Starting this post because I didn't really address this in the other post...
When I begin taking Prozac, would I feel any start-up anxiety immediately or in the first few hours? Or would it come later? Or all the time?
This is a stupid question, I know... of course it is going to affect everyone differently. But MOST times, would it be something I would feel pretty quickly after taking it? I do have Ativan here if I need it. But I don't want to have to take it.
This is so terrifying for me. Darnit. It's just a stupid medicine. But I'm convinced it's going to kill me- or feel like it's going to kill me.
One of the many recurring, themes that Ian writes about on this Anxiety Zone Medication forum is tachyphylaxis.
If you were to do a key word search on this forum, you would get a million or so hits on that one word. The website Crazymeds provides an indepth description of the condition, tachyphylaxis, which all anxiety disorder users should be aware of when taking antidepressants: http://www.crazymeds.us/pmwiki/pmwiki.php/MedClass/SSRIPoopOut
In the summer when you posted, I was there too, and I did reply to one of your posts about the skin issues. You also mentioned that you had been on Zoloft before, about three times. The first attempt was good, then when you weaned off the second time, it was OK, but the third attempt did not do to well. You then began experiencing these annoying side effects that can put anyone in a tailspin about whether these drugs are actually safe, like skin rashes and such. But Zoloft (Setraline) was safe for you two previous attempts earlier, even at a very low dosage.

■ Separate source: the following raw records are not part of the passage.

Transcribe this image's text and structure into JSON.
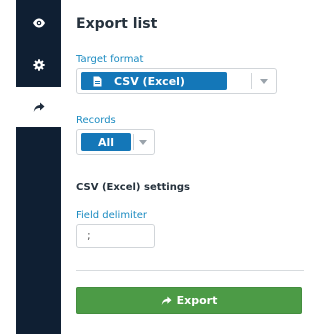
{
  "sidebar": {
    "items": [
      {
        "icon": "eye-icon",
        "active": false
      },
      {
        "icon": "gear-icon",
        "active": false
      },
      {
        "icon": "share-arrow-icon",
        "active": true
      }
    ]
  },
  "panel": {
    "title": "Export list",
    "target_format_label": "Target format",
    "target_format_value": "CSV (Excel)",
    "records_label": "Records",
    "records_value": "All",
    "settings_heading": "CSV (Excel) settings",
    "field_delimiter_label": "Field delimiter",
    "field_delimiter_value": ";",
    "export_label": "Export"
  },
  "colors": {
    "sidebar_bg": "#0f1f33",
    "accent_blue": "#1477b8",
    "label_blue": "#1b8bc1",
    "export_green": "#4c9b46"
  }
}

That antidepressant history is important, because when you attempt to try Prozac, your body is not going to react as well as it did initially when you first tried Zoloft a few years ago. As much as I would like to encourage you, and not fill you with dread, your start-up on Prozac may not be as pleasant in the first few weeks on the medication.
If you decide to titrate on Prozac with baby steps, like 1mg for a few days, a few more for the next few days, etc, my advice is to do it at the advice of your doctor. Do not self medicate yourself when. you should or shouldn't take the Prozac, or raise or not raise your use of Prozac. Also you should be more in communication with your doctor than your therapist, since your therapist is probably not as knowledgeable about these medications as she should be. Her focus is on the clinical mind part, and less so on the biology of anxiety disorders. If anything, your therapist should be working to convince you
that you should be taking the medication, regularly. Although you have defense patterns to not want to take medication, your therapist should be convincing your there is nothing to be terrified about having them in your system. If she's not, then you may want to question the effectiveness of her therapy, since you've been sick for a few months, and her procedures should have found a way to get you to feel well, even if it means going around your resistance for something that is better for you.

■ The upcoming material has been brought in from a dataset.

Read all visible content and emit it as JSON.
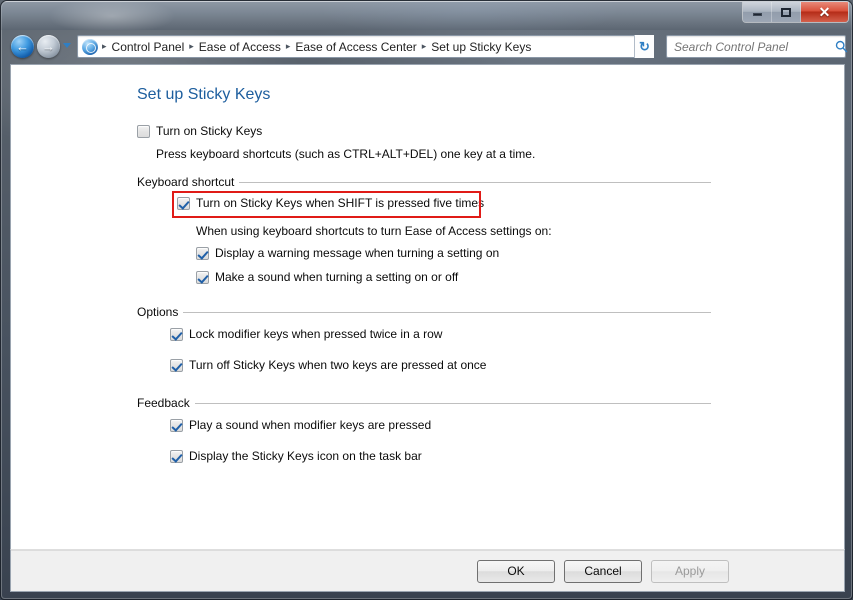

Likewise as an anxiety disorder sufferer, you should take your psychiatrist seriously. I replied to your other post in August when you decide to take the liquid Prozac, however at the time you choose not to take it. If you haven't kept in contact with that doctor since August, then you need to evaluate your doctor with more priority. If anything, as an anxiety disorder sufferer, you should put more effort to get in contact with your psych doctor than your therapist, given you see psych doctors less than your therapist. It's also advisable to establish an email communication with your psych doctor, and preferably have access to her/his cell number. Psychiatrist know their boundaries when interacting with clients through these vehicles of communication, so you won't ever be able to abuse your use of this communication.
Also, inpatient therapy is not going to provide you psychological support om how to take your mediciations. You will be forced to take your medications, as required, however the staff's primary intent is to make sure you don't hurt yourself. Although it would be nice to get support from in patient therapy, considering the average stay there is about five to seven days, many times you won't get pep talks. You'll get group discussions, but they won't be tailored to your individual needs, but more to the needs of the lesson plan provided by the teacher at the moment. And as Ian has testified, other members of this forum have found this true through experience.
And one other thing, inpatient therapy is effing 'expensive. I hope you have a good insurance, because your stay may cost $1000.00 a day. But if you feel suicidal, then definitely go, because you have children that need you, and don't want you to go.
And, I think this post is long enough, but if you're sick and depressed, especially if these feelings have been going on for days/months, you may want to relook at your perception of benzodiazepines (like Ativan or Klonopin). The stigma for many anxiety disorder sufferers is that they don't want to get addicted to these pills, even if it means having to tough it out for weeks and months through more depression and anxiety. If you've managed to not take the benzo, after putting up with all the painful emotions, and sometimes even suicidal emotions, this often signals a sense of (what I call, a deluded) hero-icy.
If you're feeling intense pain, especially for a long period of time, I think the better option would be to resolve it, if a daily benzodiazepine can help you. If your afraid of dependency, then you may need to evaluate if you are one of those people that need to take antianxiety medications, just like people with high blood pressure take daily meds, or people with liver problems take daily meds. Anxiety disorder sufferers have a chronic condition. And you are not in a minority of joining the ranks of millions who use medical care to take care of their bodies with medical science on a daily basis.
If you take your benzodiazepines daily, and get more comfortable being on the Prozac, always
have your progress monitored by your doctor.